Difference between kaldi mfcc and torchaudio transform mfcc

binhtran · December 7, 2023, 6:10am

I see that torchaudio.transforms.MFCC and torchaudio.compliance.kaldi.mfcc results are different:

import torchaudio
import torch

torch.manual_seed(0)
torch.set_printoptions(precision=3, sci_mode=False)

wave = torch.rand(1, 400)

# torchaudio mfcc
transform = torchaudio.transforms.MFCC(
    sample_rate=16000,
    n_mfcc=13,
    melkwargs={"n_fft": 400, "hop_length": 160, "n_mels": 23, "center": False},
)
ta_mfcc = transform(wave)[0].transpose(0, 1)

# kaldi compliance mfcc
kaldi_mfcc = torchaudio.compliance.kaldi.mfcc(wave * 2**15, window_type="hanning")

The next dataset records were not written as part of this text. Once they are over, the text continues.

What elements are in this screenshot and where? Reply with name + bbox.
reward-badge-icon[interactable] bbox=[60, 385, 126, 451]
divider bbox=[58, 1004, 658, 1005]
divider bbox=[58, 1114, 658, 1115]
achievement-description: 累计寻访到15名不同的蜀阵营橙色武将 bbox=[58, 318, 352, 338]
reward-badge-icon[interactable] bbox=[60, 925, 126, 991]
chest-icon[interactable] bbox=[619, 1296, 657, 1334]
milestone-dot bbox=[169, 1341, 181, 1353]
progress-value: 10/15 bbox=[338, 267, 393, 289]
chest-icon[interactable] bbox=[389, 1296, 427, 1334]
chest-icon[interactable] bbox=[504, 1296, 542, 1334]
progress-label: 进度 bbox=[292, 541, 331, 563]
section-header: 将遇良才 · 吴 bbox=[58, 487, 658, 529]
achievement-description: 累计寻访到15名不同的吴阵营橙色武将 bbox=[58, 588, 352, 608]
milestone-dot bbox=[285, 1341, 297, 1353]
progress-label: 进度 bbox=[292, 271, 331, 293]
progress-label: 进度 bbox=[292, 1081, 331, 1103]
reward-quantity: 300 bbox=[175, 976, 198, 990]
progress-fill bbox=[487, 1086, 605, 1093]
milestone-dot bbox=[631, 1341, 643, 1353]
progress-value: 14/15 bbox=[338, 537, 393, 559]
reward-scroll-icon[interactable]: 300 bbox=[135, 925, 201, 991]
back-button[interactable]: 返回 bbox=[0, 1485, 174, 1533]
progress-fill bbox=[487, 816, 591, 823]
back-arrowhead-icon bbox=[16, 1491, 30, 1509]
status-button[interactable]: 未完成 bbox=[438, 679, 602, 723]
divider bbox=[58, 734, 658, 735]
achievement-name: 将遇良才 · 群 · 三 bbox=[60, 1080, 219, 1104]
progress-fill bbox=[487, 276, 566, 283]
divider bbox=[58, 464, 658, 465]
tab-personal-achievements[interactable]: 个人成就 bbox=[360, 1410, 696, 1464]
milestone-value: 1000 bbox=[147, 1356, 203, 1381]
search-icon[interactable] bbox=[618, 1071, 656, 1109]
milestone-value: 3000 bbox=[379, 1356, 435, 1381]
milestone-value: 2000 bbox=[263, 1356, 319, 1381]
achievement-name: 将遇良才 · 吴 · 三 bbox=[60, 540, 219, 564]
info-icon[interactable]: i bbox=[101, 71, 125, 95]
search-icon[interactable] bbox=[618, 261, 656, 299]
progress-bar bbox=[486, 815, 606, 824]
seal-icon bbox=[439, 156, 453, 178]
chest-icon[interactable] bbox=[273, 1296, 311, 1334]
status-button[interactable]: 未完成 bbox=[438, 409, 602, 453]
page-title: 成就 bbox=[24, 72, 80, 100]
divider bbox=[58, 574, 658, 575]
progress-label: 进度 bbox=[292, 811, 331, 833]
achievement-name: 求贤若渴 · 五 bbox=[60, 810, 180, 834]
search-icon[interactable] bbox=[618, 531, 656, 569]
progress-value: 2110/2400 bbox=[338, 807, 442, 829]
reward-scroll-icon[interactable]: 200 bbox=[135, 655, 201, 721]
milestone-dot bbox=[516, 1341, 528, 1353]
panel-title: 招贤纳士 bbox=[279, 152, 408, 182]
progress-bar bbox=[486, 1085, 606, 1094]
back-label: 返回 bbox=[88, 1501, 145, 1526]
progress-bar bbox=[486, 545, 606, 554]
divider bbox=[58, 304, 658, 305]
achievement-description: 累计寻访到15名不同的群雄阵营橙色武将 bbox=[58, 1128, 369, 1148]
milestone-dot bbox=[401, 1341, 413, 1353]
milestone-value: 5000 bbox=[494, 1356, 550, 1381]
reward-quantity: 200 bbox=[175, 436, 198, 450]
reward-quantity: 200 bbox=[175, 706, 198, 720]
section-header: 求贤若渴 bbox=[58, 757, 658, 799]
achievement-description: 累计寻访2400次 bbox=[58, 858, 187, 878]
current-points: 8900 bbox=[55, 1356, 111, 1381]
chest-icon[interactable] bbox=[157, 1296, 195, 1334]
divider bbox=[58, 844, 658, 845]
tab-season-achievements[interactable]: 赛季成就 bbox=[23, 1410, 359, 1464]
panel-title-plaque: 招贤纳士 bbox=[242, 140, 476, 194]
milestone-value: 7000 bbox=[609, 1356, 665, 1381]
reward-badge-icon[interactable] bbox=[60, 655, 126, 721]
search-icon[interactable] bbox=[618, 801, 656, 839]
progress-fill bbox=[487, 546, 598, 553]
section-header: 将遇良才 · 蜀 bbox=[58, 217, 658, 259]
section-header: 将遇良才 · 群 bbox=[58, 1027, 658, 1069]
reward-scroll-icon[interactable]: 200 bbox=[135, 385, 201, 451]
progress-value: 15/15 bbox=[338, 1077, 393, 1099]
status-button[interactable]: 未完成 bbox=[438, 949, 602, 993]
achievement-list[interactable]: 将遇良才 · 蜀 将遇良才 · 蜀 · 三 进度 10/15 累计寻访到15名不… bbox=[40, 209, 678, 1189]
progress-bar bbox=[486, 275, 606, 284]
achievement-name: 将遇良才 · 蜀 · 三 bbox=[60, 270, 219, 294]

ft = torch.cat([ta_mfcc, kaldi_mfcc]).transpose(0, 1)

print(ft)

The result is:

tensor([[ 92.246, 115.379],
        [-10.815, -34.377],
        [  2.703, -11.685],
        [  0.333, -15.649],
        [  4.773,  -7.279],
        [  1.226, -13.743],
        [  2.976, -10.609],
        [  6.198,  -2.479],
        [  4.769,  -4.193],
        [  5.665,  -0.910],
        [  5.217,  -0.147],
        [  4.096,  -2.355],
        [  5.315,   1.021]])

Is there a way to configure torchaudio.compliance.kaldi.mfcc so that the result is the same as that of torchaudio.transforms.MFCC.